A couple of Sundays ago, my husband preached a message on the "Idol of Control." (You can click here to read his blog/sermon if you want). I've written previous posts on my control issue. It is embarrassing, really, just how much of a control freak I am! For instance, just to give you a glimpse into the life of me...the control freak:
- the toilet paper roll ALWAYS has to be facing over, not under
- when Kevin is driving at night and he has his bright lights on, I often have to sit on my hands so as to not reach over and turn them off (when I see he's not doing it "fast enough") as on oncoming car approaches
- I'm an interrupter...poor Kevin...he hardly ever gets to finish a sentence
- shower curtains need always be CLOSED when not in use
- I do the finances...'nough said
I could go on and on and on. I have researched this little issue of mine some, and from what I've found, people who, as children, were often not able to control perilous situations in their lives (I was adopted at age four...bad situation...I'll blog about it some day) often take an over-controlling roll as an adult. Yep. That's me!

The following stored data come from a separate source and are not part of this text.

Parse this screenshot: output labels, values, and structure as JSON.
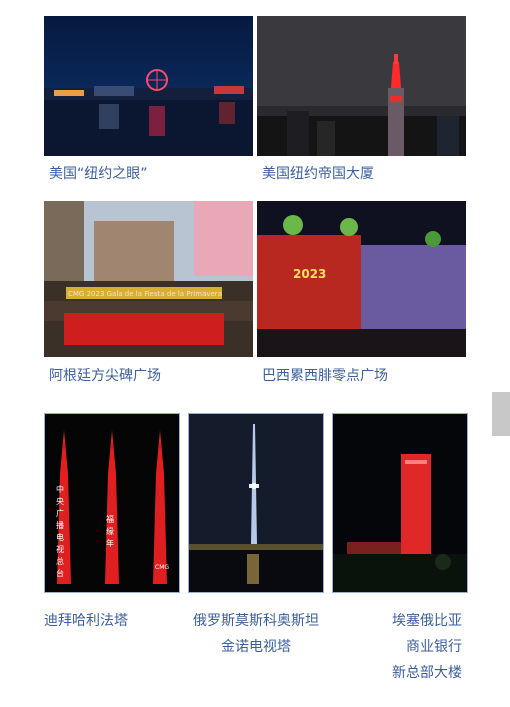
{
  "photos": [
    {
      "caption": "美国“纽约之眼”"
    },
    {
      "caption": "美国纽约帝国大厦"
    },
    {
      "caption": "阿根廷方尖碑广场",
      "banner_text": "CMG 2023 Gala de la Fiesta de la Primavera"
    },
    {
      "caption": "巴西累西腓零点广场",
      "projection_text": "2023"
    },
    {
      "caption": "迪拜哈利法塔",
      "tower_texts": [
        "中央广播电视总台",
        "福缘年",
        "CMG"
      ]
    },
    {
      "caption_lines": [
        "俄罗斯莫斯科奥斯坦",
        "金诺电视塔"
      ]
    },
    {
      "caption_lines": [
        "埃塞俄比亚",
        "商业银行",
        "新总部大楼"
      ]
    }
  ],
  "colors": {
    "caption": "#3c5f9e",
    "festive_red": "#e02020"
  }
}
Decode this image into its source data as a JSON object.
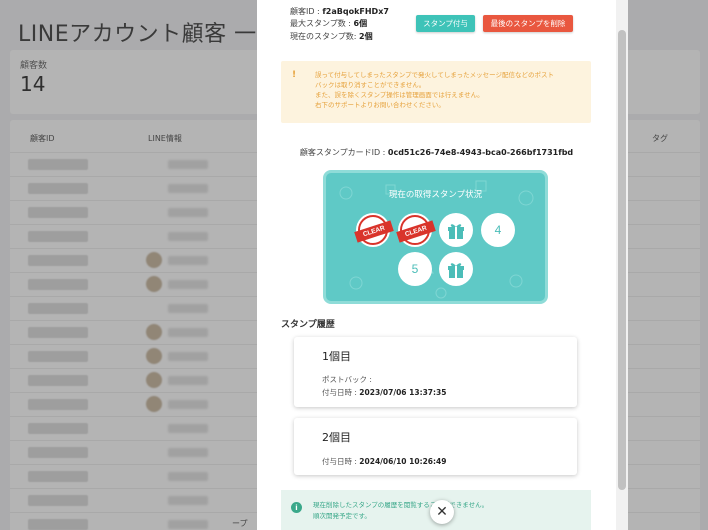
{
  "background": {
    "page_title": "LINEアカウント顧客 一覧",
    "count_label": "顧客数",
    "count_value": "14",
    "table_headers": [
      "顧客ID",
      "LINE情報",
      "タグ"
    ],
    "footer_text": "ープ"
  },
  "modal": {
    "customer_id_label": "顧客ID : ",
    "customer_id": "f2aBqokFHDx7",
    "max_stamps_label": "最大スタンプ数 : ",
    "max_stamps": "6個",
    "current_stamps_label": "現在のスタンプ数: ",
    "current_stamps": "2個",
    "grant_button": "スタンプ付与",
    "delete_button": "最後のスタンプを削除",
    "warning_icon": "!",
    "warning_lines": [
      "誤って付与してしまったスタンプで発火してしまったメッセージ配信などのポスト",
      "バックは取り消すことができません。",
      "また、誤を除くスタンプ操作は管理画面では行えません。",
      "右下のサポートよりお問い合わせください。"
    ],
    "card_id_label": "顧客スタンプカードID : ",
    "card_id": "0cd51c26-74e8-4943-bca0-266bf1731fbd",
    "stamp_card": {
      "title": "現在の取得スタンプ状況",
      "clear_text": "CLEAR",
      "slot_4": "4",
      "slot_5": "5"
    },
    "history_title": "スタンプ履歴",
    "history": [
      {
        "title": "1個目",
        "postback_label": "ポストバック :",
        "date_label": "付与日時 : ",
        "date": "2023/07/06 13:37:35"
      },
      {
        "title": "2個目",
        "date_label": "付与日時 : ",
        "date": "2024/06/10 10:26:49"
      }
    ],
    "info_icon": "i",
    "info_lines": [
      "現在削除したスタンプの履歴を閲覧することができません。",
      "順次開発予定です。"
    ],
    "close_icon": "✕"
  },
  "colors": {
    "teal": "#3ec3b8",
    "red": "#e9573f",
    "warning": "#e6a23c",
    "card_bg": "#5fc9c6"
  }
}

I think it is awesome that God has a sense of humor. I am so thankful for His amazing grace that I so do not deserve. I have been made all to aware of my control issue for quite some time now. God's sense of humor comes in to play right when I'm all to aware of my need for healing in this control area of my life. He has asked me to do something that I am not at all comfortable with. It is going to be a challenge...and since it is not in my comfort zone, I have no choice but to let HIM be in control. I don't know quite how to be in control of this situation. I am insecure about it, but know He has called me to do this. I will blog more about it in January, but if you do read this blog, can you join me in praying that I will be able to relinquish control to Him and rely on Him through this change in my life? I would greatly appreciate it!!